Clearly, Kleitman had the soul of an insomniac. In him, I see a mirror image of myself: a man obsessed with sleep, who thinks about it every waking moment, and views his own body as a laboratory for research. I could spend a month in a dark, quiet cave, too. It sounds like being in a perpetual state of bedtime: shut off from the rest of the world, occupied by only another man and a pile of books, and waiting for sleep to come.
These tendencies must begin in utero. Indeed, insomnia may be genetically imprinted at the very moment when sperm meets ovum. Yet sleeplessness cannot exist without sleep itself, embryonic forms of which are not evident until the last trimester of pregnancy. At seven months, scientists can detect brain waves in alternating bursts and hesitations—two to eight seconds each—that suggest the first signs of sleep as we know it. Finally, at eight months, periods of rest and activity—what would be called non-REM and REM sleep in adults—seem to be synchronous with the mother's own sleep cycle. (REM refers to rapid-eye movement, a telltale sign of sleep's active phase, which is associated with dreams.)

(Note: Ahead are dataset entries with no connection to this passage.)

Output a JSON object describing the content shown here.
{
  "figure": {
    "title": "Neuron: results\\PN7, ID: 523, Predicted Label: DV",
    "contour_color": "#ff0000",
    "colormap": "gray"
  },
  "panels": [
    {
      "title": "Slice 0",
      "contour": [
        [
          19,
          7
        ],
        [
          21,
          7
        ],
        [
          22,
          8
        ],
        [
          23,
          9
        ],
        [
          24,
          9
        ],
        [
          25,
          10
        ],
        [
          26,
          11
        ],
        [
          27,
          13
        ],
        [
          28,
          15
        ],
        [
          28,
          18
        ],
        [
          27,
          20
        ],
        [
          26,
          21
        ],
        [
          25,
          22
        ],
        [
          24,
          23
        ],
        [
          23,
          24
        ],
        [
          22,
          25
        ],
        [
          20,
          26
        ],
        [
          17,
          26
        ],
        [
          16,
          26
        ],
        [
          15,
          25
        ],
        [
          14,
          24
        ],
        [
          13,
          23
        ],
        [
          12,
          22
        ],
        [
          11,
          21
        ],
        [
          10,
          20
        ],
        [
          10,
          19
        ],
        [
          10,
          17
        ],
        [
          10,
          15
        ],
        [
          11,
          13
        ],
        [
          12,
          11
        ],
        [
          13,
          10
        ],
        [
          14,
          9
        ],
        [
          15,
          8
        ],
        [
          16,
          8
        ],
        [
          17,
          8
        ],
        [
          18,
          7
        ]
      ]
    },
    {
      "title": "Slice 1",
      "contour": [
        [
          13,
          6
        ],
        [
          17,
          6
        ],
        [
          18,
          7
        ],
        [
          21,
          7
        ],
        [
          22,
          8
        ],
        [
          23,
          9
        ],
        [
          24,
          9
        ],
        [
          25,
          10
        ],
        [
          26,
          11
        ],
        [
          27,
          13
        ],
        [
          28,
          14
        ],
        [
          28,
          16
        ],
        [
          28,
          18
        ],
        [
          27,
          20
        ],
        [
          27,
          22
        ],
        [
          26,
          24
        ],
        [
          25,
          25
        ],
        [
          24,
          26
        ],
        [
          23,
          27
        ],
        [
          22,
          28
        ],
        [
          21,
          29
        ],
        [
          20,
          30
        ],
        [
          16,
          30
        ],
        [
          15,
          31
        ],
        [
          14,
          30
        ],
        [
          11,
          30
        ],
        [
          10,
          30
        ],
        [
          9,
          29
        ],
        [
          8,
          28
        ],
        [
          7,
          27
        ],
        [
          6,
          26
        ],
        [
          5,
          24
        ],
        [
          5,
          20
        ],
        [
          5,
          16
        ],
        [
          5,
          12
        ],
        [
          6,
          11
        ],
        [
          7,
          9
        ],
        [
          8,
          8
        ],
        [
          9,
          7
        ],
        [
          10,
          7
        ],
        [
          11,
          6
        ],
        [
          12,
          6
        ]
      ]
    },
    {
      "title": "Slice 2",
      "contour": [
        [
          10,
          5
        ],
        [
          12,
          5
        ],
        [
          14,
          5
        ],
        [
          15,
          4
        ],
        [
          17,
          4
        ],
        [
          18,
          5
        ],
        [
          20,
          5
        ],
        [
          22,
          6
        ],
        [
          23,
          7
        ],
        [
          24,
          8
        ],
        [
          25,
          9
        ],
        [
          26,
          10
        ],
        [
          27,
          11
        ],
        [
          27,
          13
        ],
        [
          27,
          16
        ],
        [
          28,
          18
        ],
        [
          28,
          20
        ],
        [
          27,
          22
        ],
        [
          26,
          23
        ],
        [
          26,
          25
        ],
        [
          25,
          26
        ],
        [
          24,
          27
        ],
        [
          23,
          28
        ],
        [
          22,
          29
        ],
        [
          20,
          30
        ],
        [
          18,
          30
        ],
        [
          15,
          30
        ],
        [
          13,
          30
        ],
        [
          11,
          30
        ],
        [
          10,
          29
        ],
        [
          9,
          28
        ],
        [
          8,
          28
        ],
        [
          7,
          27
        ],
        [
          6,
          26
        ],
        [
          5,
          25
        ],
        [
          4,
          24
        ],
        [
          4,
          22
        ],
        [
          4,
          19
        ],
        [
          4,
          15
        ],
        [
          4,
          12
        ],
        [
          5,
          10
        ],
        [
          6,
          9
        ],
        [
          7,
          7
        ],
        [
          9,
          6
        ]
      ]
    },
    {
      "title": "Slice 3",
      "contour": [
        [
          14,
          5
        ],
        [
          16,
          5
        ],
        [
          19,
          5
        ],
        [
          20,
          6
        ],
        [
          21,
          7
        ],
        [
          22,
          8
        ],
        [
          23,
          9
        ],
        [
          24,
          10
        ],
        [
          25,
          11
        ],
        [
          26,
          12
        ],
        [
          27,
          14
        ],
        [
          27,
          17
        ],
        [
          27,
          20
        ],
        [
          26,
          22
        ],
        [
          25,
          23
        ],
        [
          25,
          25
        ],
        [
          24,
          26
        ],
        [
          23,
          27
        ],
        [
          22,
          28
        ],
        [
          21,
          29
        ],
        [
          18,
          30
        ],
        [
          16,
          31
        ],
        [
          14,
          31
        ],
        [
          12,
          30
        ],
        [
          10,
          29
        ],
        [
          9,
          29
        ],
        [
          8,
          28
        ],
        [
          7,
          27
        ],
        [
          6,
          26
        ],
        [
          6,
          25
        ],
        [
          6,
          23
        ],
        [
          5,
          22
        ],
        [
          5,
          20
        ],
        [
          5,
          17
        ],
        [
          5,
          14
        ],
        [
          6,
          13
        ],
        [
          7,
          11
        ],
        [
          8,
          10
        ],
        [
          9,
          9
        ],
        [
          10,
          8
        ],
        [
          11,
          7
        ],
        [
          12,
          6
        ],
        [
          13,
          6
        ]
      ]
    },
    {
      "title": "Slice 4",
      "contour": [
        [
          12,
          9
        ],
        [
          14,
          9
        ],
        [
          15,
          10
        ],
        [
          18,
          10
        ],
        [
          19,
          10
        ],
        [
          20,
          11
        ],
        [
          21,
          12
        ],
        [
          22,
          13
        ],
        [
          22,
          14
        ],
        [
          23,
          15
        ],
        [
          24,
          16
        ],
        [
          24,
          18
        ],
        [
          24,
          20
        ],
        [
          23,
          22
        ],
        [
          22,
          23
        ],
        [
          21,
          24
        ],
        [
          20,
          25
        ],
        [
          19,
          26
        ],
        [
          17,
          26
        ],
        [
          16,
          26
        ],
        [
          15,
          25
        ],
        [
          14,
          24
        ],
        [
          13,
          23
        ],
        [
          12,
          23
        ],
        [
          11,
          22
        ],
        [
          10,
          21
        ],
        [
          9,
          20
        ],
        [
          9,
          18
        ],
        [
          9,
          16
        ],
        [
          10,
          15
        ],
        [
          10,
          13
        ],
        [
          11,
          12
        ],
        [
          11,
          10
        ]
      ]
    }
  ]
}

I'd like to know the exact moment when the switch is turned on and human sleep begins, or, looking at it the other way, when the switch is turned off. Just as sleep develops, along with organs and limbs, is there also a way in which wakefulness grows? Perhaps driven by this question, scientists at Oxford in the early 1970s performed a series of experiments on pregnant sheep. One of their discoveries was that the sheep fetus seemed to be breathing during periods of rapid electrical brain activity. Although air obviously could not fill the lungs, they speculated that this breathing motion could train the respiratory system for life outside the womb. Taking the first gasp of oxygen might not be possible without it. Previously unknown, the concept of "in-utero breathing" made them wonder if fetuses, animal and human, could be awake during some periods before birth.